NICE CHURCHY PATRIARCHY

Reclaiming Women’s Humanity from Evangelicalism

by Liz Cooledge Jenkins

Pub Date: Dec. 1st, 2023
ISBN: 9781958061404
Publisher: Apocryphile Press

Jenkins examines the sexism of evangelical communities.

The author, a writer and preacher, concentrates on patriarchy, which she defines as “the ways men hold more power than women and are valued more highly.” This inequity has governed her dealings with her church: “Everything about my relationship with evangelicalism was influenced by my gender as a woman,” she writes, “especially as a woman in ministry.” She stresses early on that she’s not talking about the most extreme evangelical communities, which adhere doctrinally to the stark misogyny found in the Bible—as she puts it, she’s talking about nice people who are nonetheless operating in an unfair system. Jenkins chronicles her interactions with these nice people and nice congregations, starting in earnest with her undergraduate years at Stanford attending a nondenominational evangelical institution she calls Faith Bible Church, where people were kind and genuine.
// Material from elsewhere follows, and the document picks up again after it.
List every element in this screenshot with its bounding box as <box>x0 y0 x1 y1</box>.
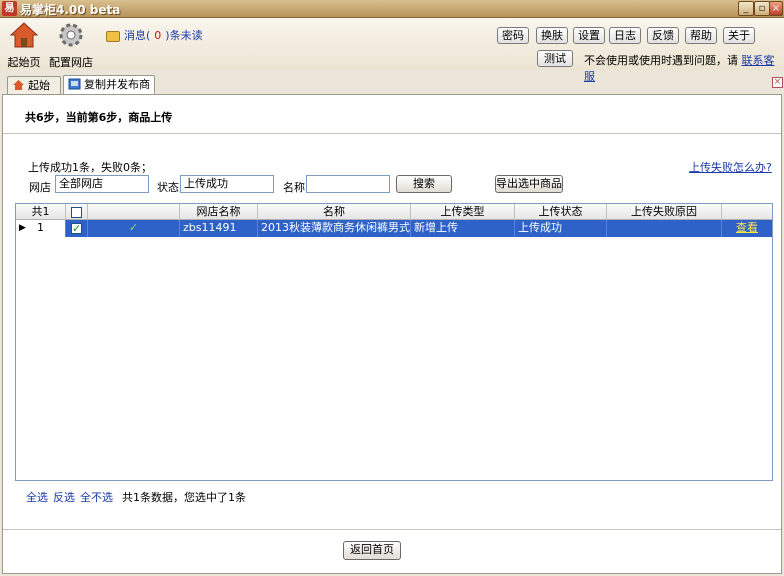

Jenkins had grown up in a church that endeavored to make its female members and pastors feel seen and respected; the change to the polite but lock-step patriarchy of other communities was jarring. These pages recount her growing awareness of church attitudes and her pointed reading of the Bible in search of counterbalancing teachings. “Because the Bible is not just full of patriarchal assumptions and mixed messages for women,” she writes. “It’s also full of liberation—if we’re looking for it.” Her analysis of familiar biblical characters, including Miriam, Pharaoh’s daughter, and the women in the parables of Jesus, is sharp and compelling, though it sometimes shows evangelical overreach, as when she writes, “Whatever she might have come to mean to us over two thousand years, though, Mary was a real historical human” (there is no historical verification for the Virgin Mary). But the energy and optimism in this text will be a pure gift to her fellow Christians yearning for a more enlightened church.

A sympathetic but clear-eyed look at the polite patriarchies that rule modern Christianity.